By the next morning, the virus had taken down the groomsmen, the best man, the parents of the newlyweds and all of the bridesmaids except one.

When GOMA’s wedding planner Kelsie Smith and her manager Sarah Thomas arrived at work on Monday, they couldn’t believe what had happened.

“We brainstormed and were like ‘Gosh how far can we go with this?’ knowing that the gallery would do anything to fix this day,” Ms Thomas said.

Dream wedding – take two

The newlyweds dragged themselves onto the plane for a honeymoon in Bora Bora, already giving the “in sickness and in health” part of their vows a real workout.

“I was still vomiting until two hours before the flight,” Bec said.

“We weren’t able to forfeit or postpone; we’d spoken to our travel agent and it wasn’t an option.

They finally perform the first dance they had been practising. Supplied: Sivart Photography

They finally perform the first dance they had been practising.
Supplied: Sivart Photography.

“So we made a deal between the two of us that if one person was feeling a bit better, they would look after the other one.

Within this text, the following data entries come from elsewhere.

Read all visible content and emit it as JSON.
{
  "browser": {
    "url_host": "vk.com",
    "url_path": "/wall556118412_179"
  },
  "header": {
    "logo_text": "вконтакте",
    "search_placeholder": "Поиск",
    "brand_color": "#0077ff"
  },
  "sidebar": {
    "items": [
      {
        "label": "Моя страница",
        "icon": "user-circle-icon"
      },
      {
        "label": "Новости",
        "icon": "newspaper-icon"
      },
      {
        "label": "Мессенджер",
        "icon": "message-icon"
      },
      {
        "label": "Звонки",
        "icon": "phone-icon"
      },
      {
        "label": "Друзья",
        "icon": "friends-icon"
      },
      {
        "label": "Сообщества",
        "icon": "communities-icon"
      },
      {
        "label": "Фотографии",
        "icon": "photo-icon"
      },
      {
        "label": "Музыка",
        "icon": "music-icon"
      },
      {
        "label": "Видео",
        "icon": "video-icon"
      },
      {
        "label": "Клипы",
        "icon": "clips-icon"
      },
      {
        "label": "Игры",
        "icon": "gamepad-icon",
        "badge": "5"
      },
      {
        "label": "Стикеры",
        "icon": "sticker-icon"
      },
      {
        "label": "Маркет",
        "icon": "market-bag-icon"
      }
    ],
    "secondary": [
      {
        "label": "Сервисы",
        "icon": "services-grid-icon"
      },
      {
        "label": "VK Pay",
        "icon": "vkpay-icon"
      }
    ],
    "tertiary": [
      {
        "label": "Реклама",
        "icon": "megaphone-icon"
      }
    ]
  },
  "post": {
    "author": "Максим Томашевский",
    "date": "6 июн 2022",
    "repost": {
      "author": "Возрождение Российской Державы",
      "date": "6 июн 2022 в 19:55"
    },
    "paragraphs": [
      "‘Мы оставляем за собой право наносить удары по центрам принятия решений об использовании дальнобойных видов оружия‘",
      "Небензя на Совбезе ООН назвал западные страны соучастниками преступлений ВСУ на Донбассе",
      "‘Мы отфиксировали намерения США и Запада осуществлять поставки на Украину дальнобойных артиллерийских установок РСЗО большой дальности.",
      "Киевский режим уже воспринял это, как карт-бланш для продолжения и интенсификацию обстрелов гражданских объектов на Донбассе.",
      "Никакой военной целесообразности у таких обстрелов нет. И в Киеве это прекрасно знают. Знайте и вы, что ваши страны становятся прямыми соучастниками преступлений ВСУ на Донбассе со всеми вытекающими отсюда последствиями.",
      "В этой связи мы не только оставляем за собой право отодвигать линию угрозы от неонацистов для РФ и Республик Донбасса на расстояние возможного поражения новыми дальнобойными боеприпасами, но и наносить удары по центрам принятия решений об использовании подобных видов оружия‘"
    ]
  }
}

“I had to pack for both of us while feeling about 50 per cent – that was a challenge,” Mike said.

While Mike and Bec recuperated and tried to forget about their wedding disaster, a secret plan was hatched: Newlyweds, take two.

When they returned to Brisbane, they were told they were being treated to a tour of GOMA and a small family dinner to make up for missing their reception.

“We were greeted at the front entrance by the wedding planner and her manager and when they saw us they were pretty much crying, and they were hugging us,” Bec said.

“Then we saw the family, and then our reception music started playing, it was at that point we realised what they’d done.

“We were crying, and I looked at our wedding planners – these are people who don’t really know us – and they were bawling.”

The couple had walked into a surprise reception complete with replacement cake, flowers, photo booth, photographer and band.